St. Paul is “waxing eloquent” today in what may be his most famous and frequently quoted text of all: 1 COR 12:31-13:13. It is heard it so often at weddings that I sometimes wonder if we don’t just get as far as “Love is patient, love is kind…” and then let the words slide across our consciousness without really penetrating too deeply. Perhaps that’s too harsh a judgment on such an important moment, but I have often heard that “what is seldom is wonderful” and sometimes I know that I perk up and listen better to unfamiliar readings.

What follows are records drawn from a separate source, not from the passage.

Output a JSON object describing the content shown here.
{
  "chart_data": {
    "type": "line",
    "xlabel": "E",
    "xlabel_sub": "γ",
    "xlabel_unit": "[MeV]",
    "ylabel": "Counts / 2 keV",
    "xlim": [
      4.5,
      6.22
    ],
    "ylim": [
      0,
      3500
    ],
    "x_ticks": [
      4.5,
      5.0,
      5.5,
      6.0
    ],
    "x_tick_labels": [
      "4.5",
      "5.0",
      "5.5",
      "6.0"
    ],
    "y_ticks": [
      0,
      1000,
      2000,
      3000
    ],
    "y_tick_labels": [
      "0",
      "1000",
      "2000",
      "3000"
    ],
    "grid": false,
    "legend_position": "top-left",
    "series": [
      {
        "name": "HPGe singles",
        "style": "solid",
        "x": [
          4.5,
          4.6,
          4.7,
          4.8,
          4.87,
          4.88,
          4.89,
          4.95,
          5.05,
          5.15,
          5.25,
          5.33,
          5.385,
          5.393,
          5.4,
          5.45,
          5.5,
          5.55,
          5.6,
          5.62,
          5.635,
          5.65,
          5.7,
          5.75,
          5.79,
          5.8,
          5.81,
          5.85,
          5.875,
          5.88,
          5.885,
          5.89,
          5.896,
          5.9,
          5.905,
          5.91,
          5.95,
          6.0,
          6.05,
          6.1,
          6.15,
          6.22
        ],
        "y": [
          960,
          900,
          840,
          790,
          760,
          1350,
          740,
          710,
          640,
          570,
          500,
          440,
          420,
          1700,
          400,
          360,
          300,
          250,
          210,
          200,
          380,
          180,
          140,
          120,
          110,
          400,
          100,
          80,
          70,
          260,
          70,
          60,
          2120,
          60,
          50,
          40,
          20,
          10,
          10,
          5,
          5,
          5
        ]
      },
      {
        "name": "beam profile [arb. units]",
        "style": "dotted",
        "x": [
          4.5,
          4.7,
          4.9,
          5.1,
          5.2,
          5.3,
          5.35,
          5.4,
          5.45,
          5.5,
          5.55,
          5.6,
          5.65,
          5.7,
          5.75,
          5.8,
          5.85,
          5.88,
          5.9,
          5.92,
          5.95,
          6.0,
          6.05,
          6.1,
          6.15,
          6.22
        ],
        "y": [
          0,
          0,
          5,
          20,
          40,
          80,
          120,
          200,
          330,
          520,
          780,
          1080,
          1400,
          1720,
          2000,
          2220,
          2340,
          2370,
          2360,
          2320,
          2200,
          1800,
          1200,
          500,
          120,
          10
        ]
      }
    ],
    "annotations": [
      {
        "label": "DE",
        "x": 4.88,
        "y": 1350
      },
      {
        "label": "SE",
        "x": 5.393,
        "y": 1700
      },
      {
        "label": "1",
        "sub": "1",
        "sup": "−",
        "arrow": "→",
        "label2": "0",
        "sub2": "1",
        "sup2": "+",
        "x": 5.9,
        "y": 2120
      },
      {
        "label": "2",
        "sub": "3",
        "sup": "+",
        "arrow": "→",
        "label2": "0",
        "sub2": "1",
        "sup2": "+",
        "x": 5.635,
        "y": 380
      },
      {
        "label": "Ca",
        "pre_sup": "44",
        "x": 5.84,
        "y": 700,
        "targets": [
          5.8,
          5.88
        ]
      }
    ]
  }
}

On this ordinary Wednesday morning in the middle of September, when all is quiet around me and nothing is stirring outside – even the birds are silent! – I hear Paul once again and am deeply touched by each phrase. May it be so with you also.
Brothers and sisters: Strive eagerly for the greatest spiritual gifts. But I shall show you a still more excellent way. If I speak in human and angelic tongues but do not have love, I am a resounding gong or a clashing cymbal. And if I have the gift of prophecy and comprehend all mysteries and all knowledge, if I have faith so as to move mountains, but I do not have love, I am nothing. If I give away everything I own, and if I hand my body over to be burned but do not have love, I gain nothing.
(Before you go on reading, stop for awhile and consider how monumental are those propositions…)
Love is patient, love is kind. Love is not jealous, love is not pompous, it is not inflated, it is not rude, it does not seek its own interests, it is not quick-tempered, it does not brood over injury, it does not rejoice over wrong-doing but rejoices in the truth. Love bears all things, believes all things, hopes all things, endures all things.
Love never fails. If there are prophecies, they will be brought to nothing; if tongues, they will cease; if knowledge, it will be brought to nothing. For we know partially and we prophesy partially, but when the perfect comes, the partial will pass away. When I was a child, I used to talk as a child, think as a child, reason as a child; when I became a man, I put aside childish things. At present we see indistinctly, as in a mirror, but then, face to face. At present I know partially; then I shall know fully, as I am fully known. So faith, hope and love remain, these three; but the greatest of these is love.